Making the Neighborhood Market a neighborhood market
This afternoon, I plan to appear and speak at a City of Tulsa Board of Adjustment hearing. Wal-Mart is working with John Nidiffer, owner of Mayo Meadow Shopping Center to build one of their Neighborhood Markets on the site of the vintage 1955 John Duncan Forsyth center. The zoning permission is in place -- Wal-Mart isn't seeking to expand commercial development into the residential area, and anyway, restrictive covenants would prevent that from occurring.
The only issue remaining is a variance that would allow leaving an opening in the screening fence (required when commercial development abuts a residential zone), so that it will still be possible to go from the residential area to the shopping center without having to go out onto one of the arterials.

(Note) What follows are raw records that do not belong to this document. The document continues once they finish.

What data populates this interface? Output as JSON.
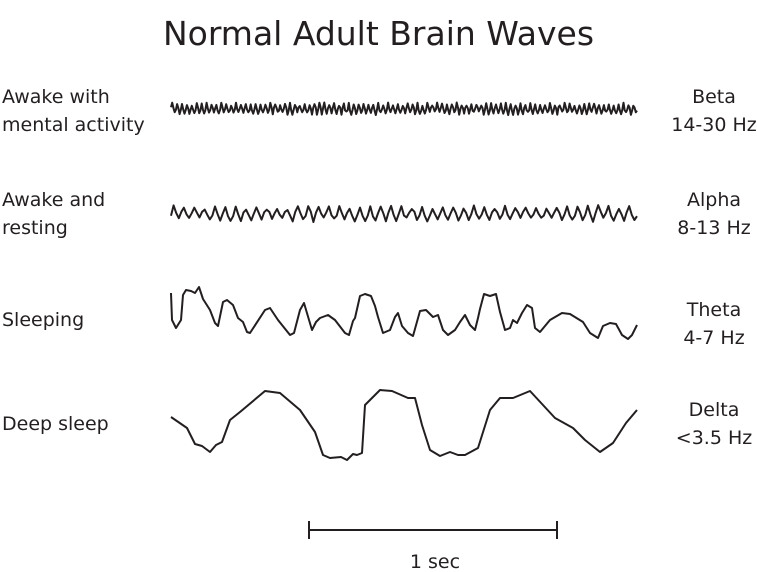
{
  "title": "Normal Adult Brain Waves",
  "rows": [
    {
      "state_lines": [
        "Awake with",
        "mental activity"
      ],
      "wave": "Beta",
      "freq": "14-30 Hz"
    },
    {
      "state_lines": [
        "Awake and",
        "resting"
      ],
      "wave": "Alpha",
      "freq": "8-13 Hz"
    },
    {
      "state_lines": [
        "Sleeping"
      ],
      "wave": "Theta",
      "freq": "4-7 Hz"
    },
    {
      "state_lines": [
        "Deep sleep"
      ],
      "wave": "Delta",
      "freq": "<3.5 Hz"
    }
  ],
  "scale_bar": {
    "label": "1 sec"
  },
  "colors": {
    "line": "#231f20"
  }
}
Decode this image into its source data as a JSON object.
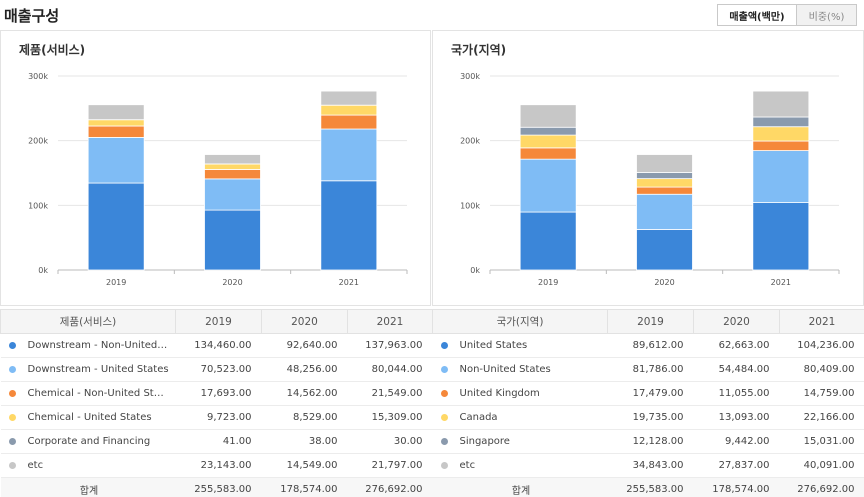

I plan to speak in support of the variance. It's conventional wisdom that homeowners want complete separation between residential and commercial areas. I disagree. I think that for a neighborhood to be fully a neighborhood, it has to have more than houses. Mayo Meadow Shopping Center has been part of the Mayo Meadow neighborhood for 50 years, and I don't want to see that change, especially now that we will once again have a supermarket within walking distance. I like the idea of running an errand without getting into the car, and that I could send my kids, when they're a bit older, down to the store for a gallon of milk. A month or so ago, I went before the City Council on a related issue (vacating the stub of 21st Place that connects to the center parking lot) and Mr. Nidiffer, Paul Zachary of the City's Public Works Department, and I worked it out so that there would remain two entrances to the center from the neighborhood -- one on Winston and one on Vandalia.
Our neighborhood may soon be able to pass the "popsicle test," but only if the neighborhood street connections to the new center remain open.